As MPs digest MI5’s warning that a Chinese spy may have infiltrated Parliament, a supply crisis developing on China’s shores is sounding economic alarm bells around the world.
An uptick of Omicron cases in the world’s biggest trading nation is threatening global supply chains, with manufacturers and shippers bracing for disruption.
Ironically, it’s not the infections themselves doing the real damage. Beijing’s ruthless zero-Covid policy is forcing major manufacturers of textiles, cars and computer chips to shut down and ports to stop operating.
China is at the centre of an intricate web of global trade that until 2020 was a finely-tuned, just-in-time system that zipped goods to wherever they needed to be in the world.
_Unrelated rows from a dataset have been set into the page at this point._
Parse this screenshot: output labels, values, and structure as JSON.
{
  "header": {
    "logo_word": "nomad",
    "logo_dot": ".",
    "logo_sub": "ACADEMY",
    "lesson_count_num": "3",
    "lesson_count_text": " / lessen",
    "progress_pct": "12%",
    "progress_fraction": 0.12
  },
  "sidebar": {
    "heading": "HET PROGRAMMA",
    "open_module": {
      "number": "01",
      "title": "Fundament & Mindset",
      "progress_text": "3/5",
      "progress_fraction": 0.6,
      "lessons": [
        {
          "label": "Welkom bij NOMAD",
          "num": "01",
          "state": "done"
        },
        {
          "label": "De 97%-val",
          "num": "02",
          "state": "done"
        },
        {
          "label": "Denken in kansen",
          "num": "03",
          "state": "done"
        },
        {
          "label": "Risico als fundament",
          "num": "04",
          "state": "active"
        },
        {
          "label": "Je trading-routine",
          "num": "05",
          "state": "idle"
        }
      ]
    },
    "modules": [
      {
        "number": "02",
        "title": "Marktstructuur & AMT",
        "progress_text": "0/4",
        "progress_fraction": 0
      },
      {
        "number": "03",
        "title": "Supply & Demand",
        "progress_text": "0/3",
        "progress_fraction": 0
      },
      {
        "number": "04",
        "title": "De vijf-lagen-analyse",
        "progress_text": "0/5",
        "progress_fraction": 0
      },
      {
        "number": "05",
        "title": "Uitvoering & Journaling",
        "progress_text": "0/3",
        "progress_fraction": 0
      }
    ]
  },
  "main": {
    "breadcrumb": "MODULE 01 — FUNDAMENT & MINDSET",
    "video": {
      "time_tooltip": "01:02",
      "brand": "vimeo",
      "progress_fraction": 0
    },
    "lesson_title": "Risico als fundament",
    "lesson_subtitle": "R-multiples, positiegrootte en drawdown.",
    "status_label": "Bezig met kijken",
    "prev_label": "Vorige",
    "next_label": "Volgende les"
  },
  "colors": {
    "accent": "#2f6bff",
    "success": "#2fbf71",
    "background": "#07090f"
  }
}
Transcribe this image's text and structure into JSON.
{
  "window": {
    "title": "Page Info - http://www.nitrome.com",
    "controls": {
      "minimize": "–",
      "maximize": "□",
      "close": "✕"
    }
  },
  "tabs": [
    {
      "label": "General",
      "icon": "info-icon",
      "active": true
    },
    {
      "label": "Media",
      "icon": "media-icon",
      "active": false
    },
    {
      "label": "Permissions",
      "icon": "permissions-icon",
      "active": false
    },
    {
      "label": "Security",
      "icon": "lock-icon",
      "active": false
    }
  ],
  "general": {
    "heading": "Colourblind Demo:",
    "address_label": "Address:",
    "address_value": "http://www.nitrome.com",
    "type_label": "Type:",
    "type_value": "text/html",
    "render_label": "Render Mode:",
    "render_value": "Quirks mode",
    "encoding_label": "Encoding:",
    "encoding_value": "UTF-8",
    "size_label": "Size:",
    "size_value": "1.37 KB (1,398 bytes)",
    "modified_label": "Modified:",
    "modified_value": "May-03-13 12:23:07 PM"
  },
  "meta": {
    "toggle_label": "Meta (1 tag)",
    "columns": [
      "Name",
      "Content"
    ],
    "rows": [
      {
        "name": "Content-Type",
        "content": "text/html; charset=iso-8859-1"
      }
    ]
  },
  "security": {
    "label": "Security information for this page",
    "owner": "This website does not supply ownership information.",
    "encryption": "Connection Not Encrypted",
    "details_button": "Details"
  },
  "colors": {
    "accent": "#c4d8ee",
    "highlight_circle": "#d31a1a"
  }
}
The pandemic changed all that. “The supply chains were discombobulated,” says Roy Cummins, a former chief executive of the Port of Brisbane in Australia, who has worked in logistics for 30 years. “Shipping capacity was quickly exhausted at the start of the pandemic because everyone planned for a big decline in demand. But in fact there was a surge because people wanted to buy things. Then the supply side was hit hard with ports, warehouses and truck companies all short of workers.”
Around 90 per cent of the goods moved around the world are transported by ship, and the cost of shipping freight from China has risen 10-fold since Covid hit.
Despite the economic damage, Beijing seems wedded to its whack-a-mole approach, determined to avoid the situation in the US where five million workers stayed off work because of Covid last week. But recent clusters of Omicron cases are stretching the policy to its limit. Over 20 million Chinese citizens are confined to their homes after the cities of Anyang and Yuzhou joined the central city of Xi’an in strict lockdowns. And with the Winter Olympics due to begin next month, Communist party chiefs will be taking even fewer chances on Covid than before.
China is not the only country to be hit by supply chain problems. Across the world, Covid-driven shortages of truck drivers, supermarket staff and frontline workers are contributing to a spike in the price of raw materials and manufactured goods, fuelling inflation and hampering the still-fragile global recovery.
Maersk, one of the world’s largest shipping companies, said one of the worst supply bottlenecks is on the US west coast, where a lack of workers means shipping containers are taking four weeks to be unloaded.
Even so, Frederic Neumann, co-head of Asian economics research at HSBC, warned this week that the global economy could be heading for the “mother of all supply chain stumbles” if Omicron keeps on causing problems in China.
“The reality is that China remains the centre of global manufacturing,” says Thomas O’Connor, a supply chain expert at Gartner Inc. in Sydney. “If there were significant manufacturing or logistic shutdowns in China associated with Covid-related challenges, that would have a massive impact on the global economic environment.”
The ripples from this crisis will keep flowing for months and years to come. Supply chain problems mean shortages of supplies, obviously. That pushes up prices that were already surging. In the US, this is the week that inflation topped 7 per cent. It looks like it will go higher. Plus there is a full-blown energy crisis developing, as Neil Collins explains below. Hold on tight.